If you’re lonely, you’re not alone.

Even before the COVID-19 pandemic, public-health experts were concerned about an epidemic of loneliness in the United States. 35.7 million Americans live alone. And one out of every three people over age 45 has reported feeling lonely. The coronavirus has worsened this problem, as people are urged to stay at home and maintain social distance.

Social isolation and loneliness have been linked to many physical and mental health problems, including heart disease, diabetes, anxiety and depression. The health damage caused by isolation is estimated to increase the risk of early death by 26 percent.

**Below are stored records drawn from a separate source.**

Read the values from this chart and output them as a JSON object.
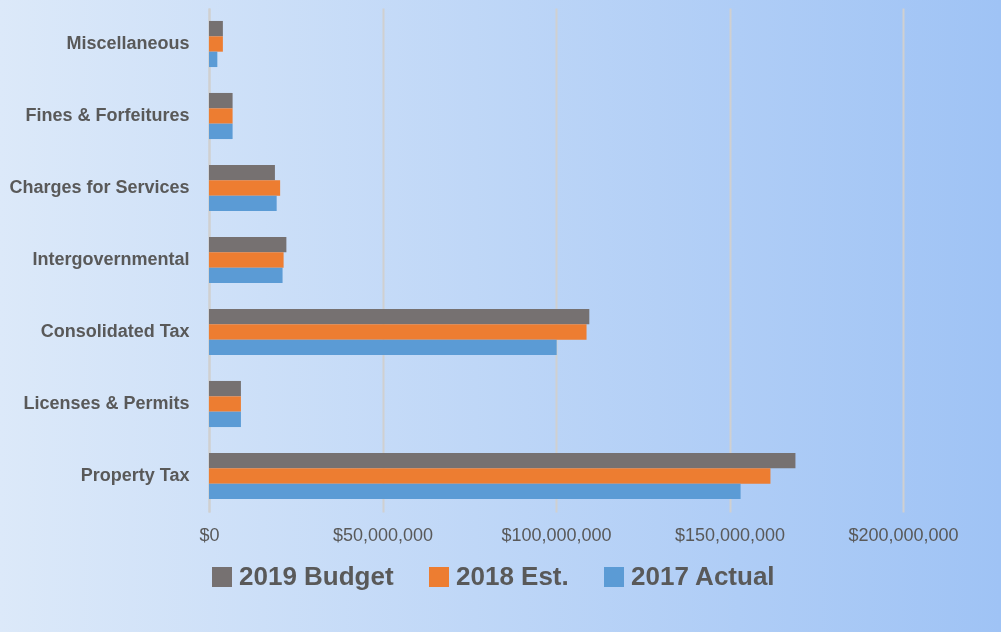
{
  "chart_data": {
    "type": "bar",
    "orientation": "horizontal",
    "categories": [
      "Miscellaneous",
      "Fines & Forfeitures",
      "Charges for Services",
      "Intergovernmental",
      "Consolidated Tax",
      "Licenses & Permits",
      "Property Tax"
    ],
    "series": [
      {
        "name": "2019 Budget",
        "color": "#767171",
        "values": [
          4000000,
          6800000,
          19000000,
          22300000,
          109600000,
          9200000,
          169000000
        ]
      },
      {
        "name": "2018 Est.",
        "color": "#ed7d31",
        "values": [
          4000000,
          6800000,
          20500000,
          21500000,
          108800000,
          9200000,
          161800000
        ]
      },
      {
        "name": "2017 Actual",
        "color": "#5b9bd5",
        "values": [
          2400000,
          6800000,
          19500000,
          21200000,
          100200000,
          9200000,
          153200000
        ]
      }
    ],
    "xlim": [
      0,
      200000000
    ],
    "xticks": [
      {
        "value": 0,
        "label": "$0"
      },
      {
        "value": 50000000,
        "label": "$50,000,000"
      },
      {
        "value": 100000000,
        "label": "$100,000,000"
      },
      {
        "value": 150000000,
        "label": "$150,000,000"
      },
      {
        "value": 200000000,
        "label": "$200,000,000"
      }
    ],
    "grid": "x",
    "legend": "bottom"
  }
}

How are you feeling these days? Lonely? Cramped? Worried about the virus? Completely overwhelmed? There are things you can do, and ways you can connect, during the COVID-19 pandemic – and beyond.

Tips on coping with isolation:

  • Keep in touch with family, friends and support groups through social media, video chat, online games and other digital tools. 
  • Go outside and get some fresh air, making sure to maintain a 6-foot distance from others.
  • Stay busy. Read, play games, take an online class or work on a project.
  • Decrease the time you spend watching or listening to upsetting media coverage.
  • Be kind to your mind. Practice deep breathing, meditation and positive self-talk.
  • Maintain a healthy lifestyle. Stay hydrated, eat nutritious meals, exercise and get enough sleep.
  • Avoid using tobacco, alcohol or other drugs to cope.